Читать книгу Paedagogische Overwegingen - Asscher Eva Wilhelmina - Страница 3

III NIET „PREEKEN” *

Оглавление

Volgaarne had ik voor de familie mijn vrijen tijd beschikbaar gesteld, om bij ontstentenis der Moeder door een of andere bijzondere omstandigheid, haar bij de kinderen te vervangen. Ik was nu ter geruststelling van de Moeder, reeds vier weken bij Fred gelogeerd, voordat het nieuwe zusje arriveerde. Zoo lang hield ik me in hoofdzaak met de oudere kinderen bezig, regelde hun huiswerk en ging met ze wandelen. Moeder bracht me intusschen op de hoogte van de nooden der kleintjes.

Onze vierjarige Fred was een echte slokop. Na de beste voorzorgen, gebeurde het toch vaak, dat zijn maag van streek was. Wanneer Moeder 's morgens om het hoekje van de deur der kinderkamer keek, zag ze 't dadelijk, als het mis was met den kleinen Fred. Dan lag hij, met blauwe kringen onder de oogen en vaal bleek gezicht, futloos in het bedje ter neer. Op dokters voorschrift moest ze hem dan laten liggen tot hij zelf verlangde op te staan en wanneer hij lust had hem een kopje thee en een droge beschuit geven.

Toen ik op een morgen op het portaal naar de kinderkamer liep, hoorde ik een druk, opgewekt leven.

„Hoep, fort, klap …”

Ik keek, zooals moeder gewoon was te doen, om het hoekje der deur. Onze Fred zat, als Hollandsch welvaren, zijn denkbeeldig paard, wiens werkelijke leidsels hij om de spijlen van zijn bed had gehaald, op te zweepen.

Zoodra hij mij ontwaarde, wierp hij zich als door een electrischen schok getroffen op het kussen neer en zette een beklagenswaardig gezicht, den besten comediant tot eer.

„Hè – héë – .” Hij zuchtte al dieper.

Ik ging bij zijn bedje zitten en vroeg belangstellend, „wat is er ventje? wat scheelt er aan?”

„Hè – hèe – ik geloof, dat mijn maag weer van streek is. Laat u mij nog wat in bed blijven en geef u mij a. u. b. een kopje thee met een droge beschuit. Moeder doet dat ook altijd,” onderrichtte de kleine deugniet.

(Hij wilde zoo gaarne nog wat paardje blijven rijden).

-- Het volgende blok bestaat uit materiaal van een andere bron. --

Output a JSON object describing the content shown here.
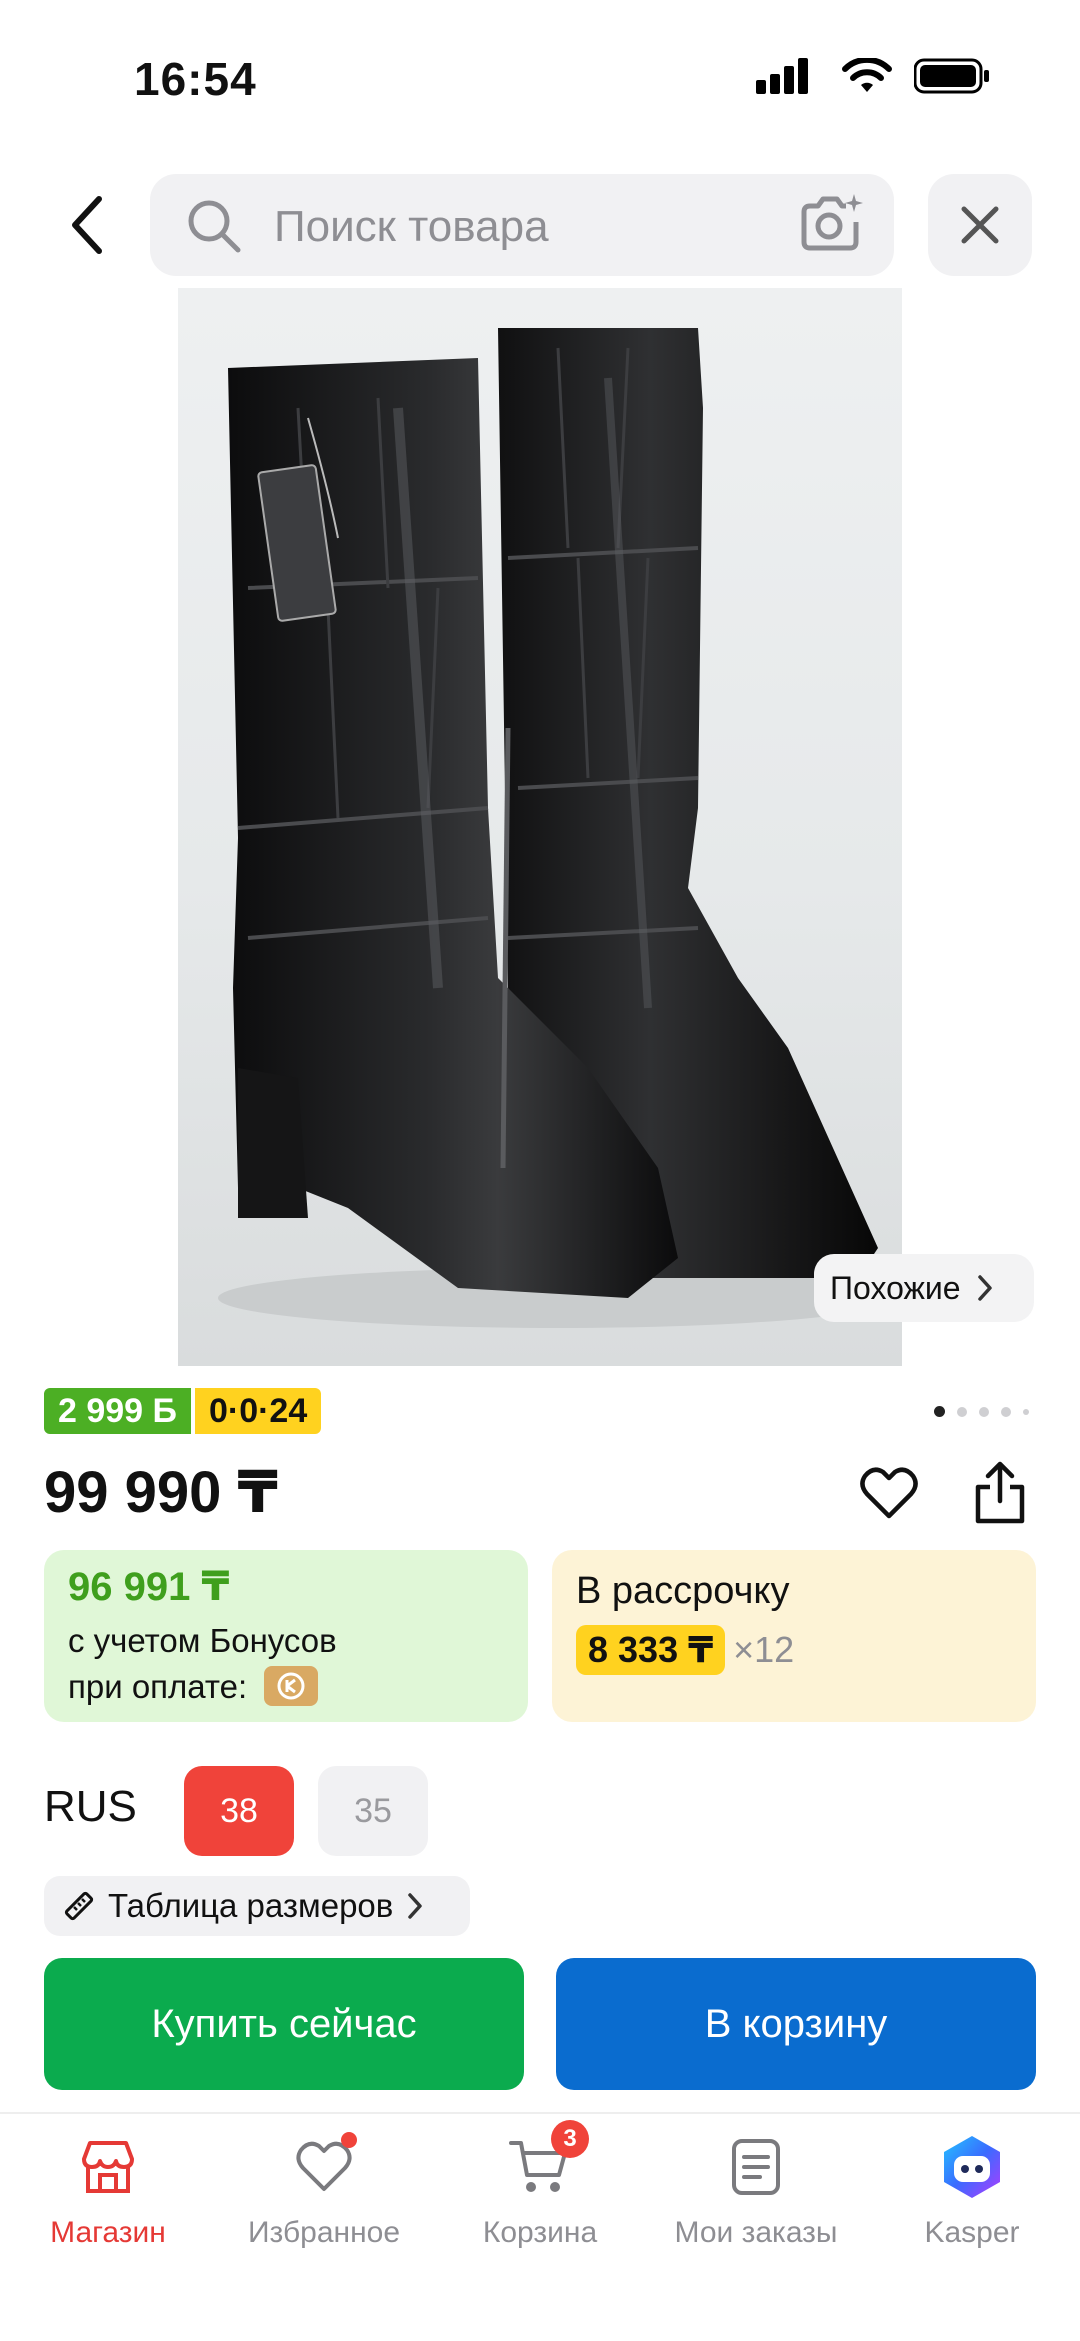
{
  "status_bar": {
    "time": "16:54"
  },
  "search": {
    "placeholder": "Поиск товара"
  },
  "product": {
    "similar_label": "Похожие",
    "bonus_badge": "2 999 Б",
    "installment_badge": "0·0·24",
    "price": "99 990 ₸",
    "gallery_total": 5,
    "gallery_index": 1
  },
  "bonus_card": {
    "price": "96 991 ₸",
    "line1": "с учетом Бонусов",
    "line2": "при оплате:"
  },
  "installment_card": {
    "title": "В рассрочку",
    "amount": "8 333 ₸",
    "term": "×12"
  },
  "sizes": {
    "system": "RUS",
    "options": [
      "38",
      "35"
    ],
    "selected": "38",
    "table_label": "Таблица размеров"
  },
  "actions": {
    "buy_label": "Купить сейчас",
    "cart_label": "В корзину"
  },
  "nav": {
    "items": [
      {
        "label": "Магазин",
        "icon": "shop-icon"
      },
      {
        "label": "Избранное",
        "icon": "heart-icon"
      },
      {
        "label": "Корзина",
        "icon": "cart-icon",
        "badge": "3"
      },
      {
        "label": "Мои заказы",
        "icon": "orders-icon"
      },
      {
        "label": "Kasper",
        "icon": "kasper-icon"
      }
    ]
  },
  "colors": {
    "accent_red": "#f0433a",
    "buy_green": "#0bab4e",
    "cart_blue": "#0a6ccf",
    "bonus_green": "#4caf24",
    "installment_yellow": "#ffd21f"
  }
}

Ik bleef hem even conscientieus waarnemen en zei toen op zijn eigen beklagenswaardigen toon.

„Jammer, erg jammer.”

– Een paar belangstellende, levendige oogen blikten me toe. —

„Jammer toch. Mevrouw Paula heeft zooeven laten vragen of je heel vroeg bij Frieda, (zijn liefste vriendinnetje), komt spelen.”

Met een zelfden electrischen schok sprong hij overeind. „Bi, ba, boe,” danste hij in bed rond, de dwaaste grimassen makende, de wildste geluiden uitstootende. „Lekker! lèëker! Lekker gefopt! Ik ben niet ziek! Ik maakte maar een grapje … Leuk hè, tante?” waagde de slimmerd er nog aan toe te voegen.

„Ja, heel leuk, erg leuk! Zoo toevallig. Ik heb jou ook lekker gefopt. Mevrouw Paula heeft je niet op bezoek laten vragen … leuk hè? Ik maakte ook maar een grapje.”

In heftig schreien brak hij uit.

Toen hij van de eerste teleurstelling bekomen was, begon hij onder het snikken opeens te lachen en overwoog luid … „en toch is het leuk van tante, heel leuk.”

Zijn kinderlijk rechtvaardigheidsgevoel deed hem beseffen, dat hij met te bedriegen, eerlijk verdiend had, bedrogen te worden. De straf zelf deed hem zijn vergrijp helder inzien. Even later keek de oolijkerd me zóó leuk aan, dat we elkaar in opwelling omhelsden.

We deden dien morgen een heerlijke wandeling. We genoten van elkaârs samenzijn. Van tijd tot tijd lachte hij mij nog even guitig toe, waarna hij zich inniger tegen mij aandrukte.

Fred heeft sedert geen ziek zijn meer geveinsd.

Nooit heb ik ondervonden of bij anderen waargenomen, dat „preeken” tegen kinderen een goed resultaat had; tenminste geen blijvend.

Het kind het kwaad laten ondergaan, dat uit zijn eigen handeling voortspruit, doet hem altijd tot het ware besef van zijn verkeerde daad komen. Deze behandeling is niet altijd aan te wenden om de gevaarlijke gevolgen.

De goede opvoedster(der) moet ze weten te schiften.